Who is Liverpool’s Best Ever Player?

Player Analysis Liverpool

When it comes to Liverpool Football Club, there have been many players that you could call ‘excellent’. Luis Suarez, for example, absolutely lit up the Premier League during his spell at Anfield, but couldn’t be put on a ‘best ever’ list owing to the fact that he was such a problematic character.

Virgil van Dijk might well be proof that you should really look at the ‘best ever’ in each position, given the fact that defenders are often overlooked in such a list, with Alan Hansen likely to level the same criticism. Really, though, I think there are three players that could realistically make the claim to be the best we’ve ever seen, so I’ll look at them here.

Kenny Dalglish

Kenny Dalglish

If you’re going to have a conversation about overall impact on the football club, Kenny Dalglish will always be close to the top of the list if not on it outright. As a player, he was a magician with the football at his feet. Those that played with him, like Ian Rush, owe so much to Dalglish’s ability to put the ball on a plate for them as they added goal after goal to their tally.

He also knew how to score them himself and found the net in some big moments, none more so than the winner against Bruges in the European Cup final in 1978. Asa player he lifted the First Division title six times, adding an FA Cup, four League Cups and three European Cups.

Then he went and did it all again as a manager. He stepped up to the plate after the departure of Joe Fagan in the wake of the Heysel Stadium Disaster, leading the club at an incredibly difficult time. As manager, he built one of the best teams supporters had ever seen, winning three titles, two FA Cups and, in his second spell at the helm, another League Cup.

Yet it was his work off the pitch that made him such a remarkable figure, being an absolute rock in the weeks, months and years after the Hillsborough Stadium Disaster. None of that can be taken into account in terms of being the best ever player, of course, but it makes him one of the best ever people.

Steven Gerrard

gerrard lifting european cup 2005

When Steven Gerrard retired as a player, the immediate thought of many was that he would turn to management and return to Anfield in the dugout in the future. It seemed like the natural career path for someone who gave his absolute all to the Red shirt. In the end, of course, he turned out to be a rubbish manager and decided to ignore the human rights abuses taking place in Saudi Arabia in order to be paid handsomely to manage their instead.

The desire for him to be a manager was easy to understand, though, on account of the fact that he was unquestionably one of the best ever to wear the Liverbird on his chest.

It wasn’t just that he was a tough tackler, nor that he was a superb passer.
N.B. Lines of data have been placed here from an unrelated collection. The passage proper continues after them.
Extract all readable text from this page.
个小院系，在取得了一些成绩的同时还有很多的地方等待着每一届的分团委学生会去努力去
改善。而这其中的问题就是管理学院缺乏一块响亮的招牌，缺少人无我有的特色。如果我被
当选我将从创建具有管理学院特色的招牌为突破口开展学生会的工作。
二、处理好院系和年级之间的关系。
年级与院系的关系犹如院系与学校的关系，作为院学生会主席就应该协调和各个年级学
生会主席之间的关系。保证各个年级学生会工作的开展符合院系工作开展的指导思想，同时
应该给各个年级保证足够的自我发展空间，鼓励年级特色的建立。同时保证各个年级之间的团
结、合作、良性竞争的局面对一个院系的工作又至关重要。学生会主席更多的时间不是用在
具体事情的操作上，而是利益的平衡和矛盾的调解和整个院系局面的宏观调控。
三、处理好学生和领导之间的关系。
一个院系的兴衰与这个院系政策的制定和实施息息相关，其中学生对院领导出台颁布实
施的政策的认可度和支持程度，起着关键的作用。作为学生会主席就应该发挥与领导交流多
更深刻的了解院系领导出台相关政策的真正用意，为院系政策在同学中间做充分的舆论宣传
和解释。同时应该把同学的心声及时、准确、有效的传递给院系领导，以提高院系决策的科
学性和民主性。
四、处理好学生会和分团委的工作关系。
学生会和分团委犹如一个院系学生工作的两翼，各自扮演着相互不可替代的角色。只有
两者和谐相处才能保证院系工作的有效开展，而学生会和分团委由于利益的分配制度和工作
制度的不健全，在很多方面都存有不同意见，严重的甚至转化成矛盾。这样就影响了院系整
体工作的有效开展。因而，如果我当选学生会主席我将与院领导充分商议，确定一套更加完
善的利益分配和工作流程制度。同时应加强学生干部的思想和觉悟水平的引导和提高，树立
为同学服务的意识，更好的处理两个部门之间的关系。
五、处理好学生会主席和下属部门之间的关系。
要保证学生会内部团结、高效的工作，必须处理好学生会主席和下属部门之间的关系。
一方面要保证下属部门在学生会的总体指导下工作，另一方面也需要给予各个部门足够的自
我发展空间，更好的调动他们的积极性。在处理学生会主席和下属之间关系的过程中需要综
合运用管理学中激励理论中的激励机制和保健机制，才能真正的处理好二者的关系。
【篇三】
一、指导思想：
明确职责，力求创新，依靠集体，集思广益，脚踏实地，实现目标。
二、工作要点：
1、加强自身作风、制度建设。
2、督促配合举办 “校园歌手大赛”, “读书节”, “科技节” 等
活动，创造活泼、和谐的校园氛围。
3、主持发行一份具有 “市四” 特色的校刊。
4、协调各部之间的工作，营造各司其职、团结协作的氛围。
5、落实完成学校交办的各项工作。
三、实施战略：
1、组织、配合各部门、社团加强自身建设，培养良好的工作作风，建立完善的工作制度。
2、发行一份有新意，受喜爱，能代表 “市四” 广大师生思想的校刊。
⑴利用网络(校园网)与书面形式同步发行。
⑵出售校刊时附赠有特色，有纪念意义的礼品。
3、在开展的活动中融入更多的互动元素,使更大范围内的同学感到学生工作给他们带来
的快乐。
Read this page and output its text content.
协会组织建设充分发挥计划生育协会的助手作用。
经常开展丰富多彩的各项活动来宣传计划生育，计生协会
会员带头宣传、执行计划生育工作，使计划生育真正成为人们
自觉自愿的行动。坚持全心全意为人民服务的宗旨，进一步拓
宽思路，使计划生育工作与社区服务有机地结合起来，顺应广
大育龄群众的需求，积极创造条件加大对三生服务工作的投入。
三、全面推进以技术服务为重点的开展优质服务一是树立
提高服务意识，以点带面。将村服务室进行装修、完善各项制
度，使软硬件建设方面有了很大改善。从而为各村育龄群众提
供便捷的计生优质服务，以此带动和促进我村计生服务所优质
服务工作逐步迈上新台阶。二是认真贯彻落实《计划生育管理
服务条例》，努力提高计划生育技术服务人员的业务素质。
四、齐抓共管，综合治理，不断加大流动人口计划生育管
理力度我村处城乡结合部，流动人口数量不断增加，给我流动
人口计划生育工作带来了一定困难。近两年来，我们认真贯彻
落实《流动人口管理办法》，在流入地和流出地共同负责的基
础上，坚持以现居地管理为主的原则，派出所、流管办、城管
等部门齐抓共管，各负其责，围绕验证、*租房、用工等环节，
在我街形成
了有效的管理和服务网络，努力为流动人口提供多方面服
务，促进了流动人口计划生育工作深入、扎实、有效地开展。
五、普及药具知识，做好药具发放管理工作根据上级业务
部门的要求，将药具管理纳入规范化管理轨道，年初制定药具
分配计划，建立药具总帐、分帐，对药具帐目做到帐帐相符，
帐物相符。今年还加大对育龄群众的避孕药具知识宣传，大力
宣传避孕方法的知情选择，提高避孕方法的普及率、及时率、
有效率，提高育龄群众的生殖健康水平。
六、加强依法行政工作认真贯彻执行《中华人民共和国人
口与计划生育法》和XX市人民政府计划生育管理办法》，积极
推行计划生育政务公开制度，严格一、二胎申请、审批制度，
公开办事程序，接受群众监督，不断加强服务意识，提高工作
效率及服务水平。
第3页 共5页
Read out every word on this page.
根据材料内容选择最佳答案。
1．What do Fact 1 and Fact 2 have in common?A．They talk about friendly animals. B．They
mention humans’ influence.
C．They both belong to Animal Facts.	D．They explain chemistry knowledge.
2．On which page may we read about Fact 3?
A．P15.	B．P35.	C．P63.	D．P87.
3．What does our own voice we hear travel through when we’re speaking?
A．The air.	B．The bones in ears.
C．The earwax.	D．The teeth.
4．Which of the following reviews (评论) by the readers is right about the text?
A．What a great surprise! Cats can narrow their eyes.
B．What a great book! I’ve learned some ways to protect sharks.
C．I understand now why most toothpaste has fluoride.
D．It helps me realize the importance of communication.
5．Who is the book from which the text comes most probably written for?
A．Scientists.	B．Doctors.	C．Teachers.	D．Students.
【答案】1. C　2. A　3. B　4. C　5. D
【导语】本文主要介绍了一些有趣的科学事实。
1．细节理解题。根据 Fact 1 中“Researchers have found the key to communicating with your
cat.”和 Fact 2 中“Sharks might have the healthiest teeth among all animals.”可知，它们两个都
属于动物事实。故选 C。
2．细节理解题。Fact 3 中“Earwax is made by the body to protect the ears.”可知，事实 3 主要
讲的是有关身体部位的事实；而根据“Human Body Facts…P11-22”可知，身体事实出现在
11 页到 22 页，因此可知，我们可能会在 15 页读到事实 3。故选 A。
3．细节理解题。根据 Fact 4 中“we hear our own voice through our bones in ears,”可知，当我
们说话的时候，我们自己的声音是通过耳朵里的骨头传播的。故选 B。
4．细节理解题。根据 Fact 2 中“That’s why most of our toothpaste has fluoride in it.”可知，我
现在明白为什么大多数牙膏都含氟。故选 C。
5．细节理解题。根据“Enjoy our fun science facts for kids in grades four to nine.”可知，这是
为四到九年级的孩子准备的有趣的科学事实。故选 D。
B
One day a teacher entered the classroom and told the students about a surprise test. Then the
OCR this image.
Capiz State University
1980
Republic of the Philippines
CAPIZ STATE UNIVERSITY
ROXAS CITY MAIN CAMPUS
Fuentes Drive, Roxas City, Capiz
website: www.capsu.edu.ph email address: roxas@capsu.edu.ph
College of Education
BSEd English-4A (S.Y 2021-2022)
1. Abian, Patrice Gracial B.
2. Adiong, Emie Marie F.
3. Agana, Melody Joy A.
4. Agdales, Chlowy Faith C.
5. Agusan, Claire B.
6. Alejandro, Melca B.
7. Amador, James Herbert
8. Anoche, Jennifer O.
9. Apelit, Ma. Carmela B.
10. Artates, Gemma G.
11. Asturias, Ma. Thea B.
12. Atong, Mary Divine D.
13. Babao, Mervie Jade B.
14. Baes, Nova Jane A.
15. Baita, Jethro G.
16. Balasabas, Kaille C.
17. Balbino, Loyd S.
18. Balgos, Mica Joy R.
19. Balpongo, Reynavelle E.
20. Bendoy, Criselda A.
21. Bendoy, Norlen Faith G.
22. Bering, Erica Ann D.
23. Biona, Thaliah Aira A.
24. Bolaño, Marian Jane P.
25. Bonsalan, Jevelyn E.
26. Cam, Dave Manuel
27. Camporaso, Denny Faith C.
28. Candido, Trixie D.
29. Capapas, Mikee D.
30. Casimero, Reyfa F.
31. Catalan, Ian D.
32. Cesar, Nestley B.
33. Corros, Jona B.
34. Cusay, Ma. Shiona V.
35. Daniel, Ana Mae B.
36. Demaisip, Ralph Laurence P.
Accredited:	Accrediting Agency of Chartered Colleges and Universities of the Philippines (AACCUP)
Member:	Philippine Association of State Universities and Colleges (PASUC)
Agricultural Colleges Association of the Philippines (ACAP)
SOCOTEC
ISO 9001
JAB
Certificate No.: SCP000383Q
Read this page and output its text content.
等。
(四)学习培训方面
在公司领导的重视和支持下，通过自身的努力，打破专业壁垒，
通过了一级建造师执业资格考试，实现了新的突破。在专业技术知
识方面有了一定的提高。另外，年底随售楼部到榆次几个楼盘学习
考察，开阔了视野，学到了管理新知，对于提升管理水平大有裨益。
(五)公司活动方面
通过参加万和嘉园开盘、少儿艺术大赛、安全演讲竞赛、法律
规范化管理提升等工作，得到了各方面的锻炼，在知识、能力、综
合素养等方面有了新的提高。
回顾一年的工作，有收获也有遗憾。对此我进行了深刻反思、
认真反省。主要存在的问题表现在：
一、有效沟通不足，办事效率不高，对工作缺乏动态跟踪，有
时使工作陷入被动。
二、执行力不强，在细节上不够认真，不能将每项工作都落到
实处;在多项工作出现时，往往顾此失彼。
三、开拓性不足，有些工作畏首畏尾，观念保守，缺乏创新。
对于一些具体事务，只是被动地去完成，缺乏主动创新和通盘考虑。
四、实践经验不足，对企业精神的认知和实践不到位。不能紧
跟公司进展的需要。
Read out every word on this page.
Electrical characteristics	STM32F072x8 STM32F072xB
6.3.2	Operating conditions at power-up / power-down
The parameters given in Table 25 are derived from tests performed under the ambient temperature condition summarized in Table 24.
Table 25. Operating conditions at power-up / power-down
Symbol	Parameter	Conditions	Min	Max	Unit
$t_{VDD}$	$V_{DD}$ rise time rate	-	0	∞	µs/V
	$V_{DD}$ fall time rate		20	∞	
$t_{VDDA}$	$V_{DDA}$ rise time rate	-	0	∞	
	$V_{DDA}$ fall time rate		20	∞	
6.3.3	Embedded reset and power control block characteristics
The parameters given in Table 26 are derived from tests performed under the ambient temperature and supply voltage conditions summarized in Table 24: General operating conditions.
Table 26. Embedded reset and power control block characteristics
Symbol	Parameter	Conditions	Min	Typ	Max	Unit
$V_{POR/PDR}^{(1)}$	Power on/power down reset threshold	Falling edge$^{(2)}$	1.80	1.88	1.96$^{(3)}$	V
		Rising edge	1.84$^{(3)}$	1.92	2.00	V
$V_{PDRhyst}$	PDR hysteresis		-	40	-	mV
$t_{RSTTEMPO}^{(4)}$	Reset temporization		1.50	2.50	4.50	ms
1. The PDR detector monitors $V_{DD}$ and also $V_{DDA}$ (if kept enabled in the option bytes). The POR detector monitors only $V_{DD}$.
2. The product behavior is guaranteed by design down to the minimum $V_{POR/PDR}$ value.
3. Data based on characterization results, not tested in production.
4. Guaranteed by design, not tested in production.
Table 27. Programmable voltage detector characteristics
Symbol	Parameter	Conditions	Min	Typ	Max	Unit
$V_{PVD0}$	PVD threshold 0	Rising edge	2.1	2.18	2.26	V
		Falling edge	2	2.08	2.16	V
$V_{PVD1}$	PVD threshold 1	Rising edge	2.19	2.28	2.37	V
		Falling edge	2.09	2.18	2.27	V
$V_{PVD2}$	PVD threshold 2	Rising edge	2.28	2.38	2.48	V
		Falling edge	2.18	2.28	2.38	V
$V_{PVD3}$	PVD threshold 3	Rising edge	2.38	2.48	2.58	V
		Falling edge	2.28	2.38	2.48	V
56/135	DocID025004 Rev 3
It wasn’t about the goals that he scored, nor the assists he racked up week after week. Rather, it was that he could do all of it and was doing so during a time when the players around him were, to be generous, not always particularly good. Gerrard dragged Liverpool to trophies and performances that should’ve been beyond them on a yearly basis.

We don’t win the Champions League in Istanbul in 2005 if not for Gerrard, both on the day and in the earlier rounds. He was a dynamo across the park throughout his career, right up until the last moment.

Mohamed Salah

Mo Salah

It says something about Mo Salah’s time in a Red shirt that he makes my list even whilst he’s still playing. The Egyptian arrived at Anfield somewhat unfancied, having failed to impress during his previous time in the Premier League at Chelsea. It didn’t take long for people to realise just how much quality he offered, though, scoring 36 goals in his debut season.

Whilst some commentators described him as being similar to ‘Juan Cuadrado’, the player himself set about breaking record after record at Anfield.

@liverpoolfc

Our No.11’s 10th of the campaign so far 😍 #MoSalah #LFC

♬ original sound – So Pyay Han – So Pyay Han

The term ‘only Mo Salah’ became something of a meme, given how often it was used to talk about him exceeding other players’ accomplishments. He is chasing down more records every time he plays, with some of the club’s biggest goal scorers now in his sights.

The only thing that stops him from topping this list is that he wasn’t a player all over the pitch like Gerrard. As an attacker, though, he deserves to be mentioned alongside the likes of Rush and Fowler.